Millet sustains a third of the world's population! It is used widely in Africa, India, and Western Asia. One of its advantages is that it can be grown in poor soil and in arid conditions. It is one of the oldest foods that humans have cultivated.
Millet is delicious! Millet is a perfect stand-in for cous-cous, rice, grits, or bulghur. I like to cook it and serve it like pasta, with fresh tomato sauce, or a little olive oil, garlic and grated cheese. Millet is gluten-free and a good alternative to wheat.
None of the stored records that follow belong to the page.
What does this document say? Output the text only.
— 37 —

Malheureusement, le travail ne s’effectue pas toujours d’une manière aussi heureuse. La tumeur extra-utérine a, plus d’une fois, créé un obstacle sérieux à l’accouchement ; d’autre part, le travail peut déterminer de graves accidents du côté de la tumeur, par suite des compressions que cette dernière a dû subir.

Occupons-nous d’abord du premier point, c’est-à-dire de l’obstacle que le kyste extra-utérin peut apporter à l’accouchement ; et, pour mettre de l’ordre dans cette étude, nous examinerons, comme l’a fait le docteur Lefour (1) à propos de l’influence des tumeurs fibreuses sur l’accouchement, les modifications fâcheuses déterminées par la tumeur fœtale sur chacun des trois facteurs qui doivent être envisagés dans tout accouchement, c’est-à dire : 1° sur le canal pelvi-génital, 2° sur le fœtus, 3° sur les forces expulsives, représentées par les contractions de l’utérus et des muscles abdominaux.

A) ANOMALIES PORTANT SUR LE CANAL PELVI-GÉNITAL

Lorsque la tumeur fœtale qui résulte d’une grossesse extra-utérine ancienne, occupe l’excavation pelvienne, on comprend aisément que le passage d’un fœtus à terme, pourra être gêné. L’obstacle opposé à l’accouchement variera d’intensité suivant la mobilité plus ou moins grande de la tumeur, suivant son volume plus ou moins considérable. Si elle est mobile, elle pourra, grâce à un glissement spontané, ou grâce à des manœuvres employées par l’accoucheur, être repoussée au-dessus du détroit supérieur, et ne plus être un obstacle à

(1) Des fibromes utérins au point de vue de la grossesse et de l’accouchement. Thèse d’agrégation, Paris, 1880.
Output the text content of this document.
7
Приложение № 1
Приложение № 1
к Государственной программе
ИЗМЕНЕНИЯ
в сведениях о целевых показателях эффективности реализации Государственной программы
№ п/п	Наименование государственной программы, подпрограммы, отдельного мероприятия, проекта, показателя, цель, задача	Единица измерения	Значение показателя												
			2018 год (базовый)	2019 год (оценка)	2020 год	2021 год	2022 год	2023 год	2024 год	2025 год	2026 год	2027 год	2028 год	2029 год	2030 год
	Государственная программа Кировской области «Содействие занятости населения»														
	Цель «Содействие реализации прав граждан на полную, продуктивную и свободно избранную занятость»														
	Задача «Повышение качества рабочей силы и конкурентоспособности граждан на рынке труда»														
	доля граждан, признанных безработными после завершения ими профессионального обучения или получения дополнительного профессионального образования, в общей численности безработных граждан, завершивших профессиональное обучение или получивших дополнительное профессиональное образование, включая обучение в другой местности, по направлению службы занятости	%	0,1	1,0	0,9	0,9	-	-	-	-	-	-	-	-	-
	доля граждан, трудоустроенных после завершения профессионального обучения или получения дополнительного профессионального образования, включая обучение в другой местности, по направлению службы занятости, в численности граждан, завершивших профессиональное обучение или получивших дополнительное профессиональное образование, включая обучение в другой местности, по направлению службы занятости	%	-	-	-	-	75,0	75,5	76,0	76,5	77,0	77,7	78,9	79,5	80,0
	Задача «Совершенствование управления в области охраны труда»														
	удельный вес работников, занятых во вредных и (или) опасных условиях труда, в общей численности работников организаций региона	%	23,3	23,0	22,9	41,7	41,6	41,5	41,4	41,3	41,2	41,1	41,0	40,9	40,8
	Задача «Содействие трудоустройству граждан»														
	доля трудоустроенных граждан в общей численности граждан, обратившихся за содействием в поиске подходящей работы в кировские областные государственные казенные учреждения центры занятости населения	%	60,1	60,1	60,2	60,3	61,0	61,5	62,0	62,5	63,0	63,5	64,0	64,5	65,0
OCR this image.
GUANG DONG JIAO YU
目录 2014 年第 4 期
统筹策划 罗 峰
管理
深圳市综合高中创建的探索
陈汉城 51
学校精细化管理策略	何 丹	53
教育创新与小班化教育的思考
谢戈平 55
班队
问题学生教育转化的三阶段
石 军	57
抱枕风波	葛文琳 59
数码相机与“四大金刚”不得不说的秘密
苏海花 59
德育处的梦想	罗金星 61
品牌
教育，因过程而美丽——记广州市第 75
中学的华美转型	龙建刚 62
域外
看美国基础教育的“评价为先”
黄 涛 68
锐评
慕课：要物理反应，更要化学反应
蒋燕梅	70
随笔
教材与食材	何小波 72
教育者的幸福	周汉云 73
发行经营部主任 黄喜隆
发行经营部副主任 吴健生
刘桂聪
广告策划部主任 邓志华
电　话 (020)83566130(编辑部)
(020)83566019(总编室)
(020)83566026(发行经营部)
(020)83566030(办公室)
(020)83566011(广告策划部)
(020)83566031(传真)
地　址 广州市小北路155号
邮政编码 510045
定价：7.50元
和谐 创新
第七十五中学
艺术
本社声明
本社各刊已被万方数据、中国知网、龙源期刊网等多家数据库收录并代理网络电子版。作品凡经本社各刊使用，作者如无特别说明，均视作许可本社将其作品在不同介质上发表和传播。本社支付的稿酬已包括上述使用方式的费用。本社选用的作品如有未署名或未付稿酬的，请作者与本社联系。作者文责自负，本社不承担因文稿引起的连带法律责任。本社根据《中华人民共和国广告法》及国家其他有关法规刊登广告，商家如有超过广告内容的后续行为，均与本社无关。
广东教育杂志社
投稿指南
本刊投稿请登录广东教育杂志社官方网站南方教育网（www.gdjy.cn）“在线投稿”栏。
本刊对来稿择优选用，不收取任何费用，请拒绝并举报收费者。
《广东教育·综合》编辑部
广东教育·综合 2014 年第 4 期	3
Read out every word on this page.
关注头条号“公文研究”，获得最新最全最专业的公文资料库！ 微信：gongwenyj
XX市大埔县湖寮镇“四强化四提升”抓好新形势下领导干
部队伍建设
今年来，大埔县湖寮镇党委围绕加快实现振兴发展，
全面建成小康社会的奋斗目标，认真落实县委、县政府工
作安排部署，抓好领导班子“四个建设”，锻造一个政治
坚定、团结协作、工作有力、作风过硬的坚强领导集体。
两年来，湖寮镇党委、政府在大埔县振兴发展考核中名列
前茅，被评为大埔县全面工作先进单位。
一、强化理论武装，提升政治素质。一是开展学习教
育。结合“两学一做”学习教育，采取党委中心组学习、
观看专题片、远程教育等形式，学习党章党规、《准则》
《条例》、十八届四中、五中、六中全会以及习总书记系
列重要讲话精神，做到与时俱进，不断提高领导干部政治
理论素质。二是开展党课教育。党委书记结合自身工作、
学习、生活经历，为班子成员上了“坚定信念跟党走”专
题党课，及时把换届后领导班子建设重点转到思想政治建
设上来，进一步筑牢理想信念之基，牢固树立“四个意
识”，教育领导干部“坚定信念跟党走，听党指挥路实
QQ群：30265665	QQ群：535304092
Millet porridge is lovely for breakfast.
You can learn more about millet here:
http://chetday.com/millet.html
http://www.nutritiondata.com/facts/cereal-grains-and-pasta/5702/2
http://www.whfoods.com/genpage.php?tname=foodspice&dbid=53
Millet Tabouli
This recipe is very healthy!
1 cup millet
1 & 1/2 cups broth (I used water plus 1 tsp Better Than Bouillon)
1/2 t. salt (omit if using bouillon or salted broth)
teeny pinch of turmeric
1 T. olive oil
Bring to boil, turn down heat to simmer, cover and cook until liquid is absorbed (20 minutes?). I like to turn it off just before it is done, cover and let stand 10 minutes. I cook it on the stove or I use a rice cooker.
I used fresh herbs from the garden. Garden celery has a much stronger flavor than store bought. Feel free to adjust the amounts to your own tastes.
1/2 cup minced fresh mint leaves
1/2 cup minced parsley
1/2 cup minced celery
2 green onions, sliced
zest of 1 orange (1 T.)
1 apple, 1/2" dice mixed with juice of 1/2 an orange
1/4 cup vinaigrette (I used Pear and Gorgonzola dressing from TJ's)
Stir the herbs and fruit and vinaigrette together, then stir in the millet.
This is the way I made it. I like it on the drier side rather than the soupy side - add more of anything if you wish! Enjoy!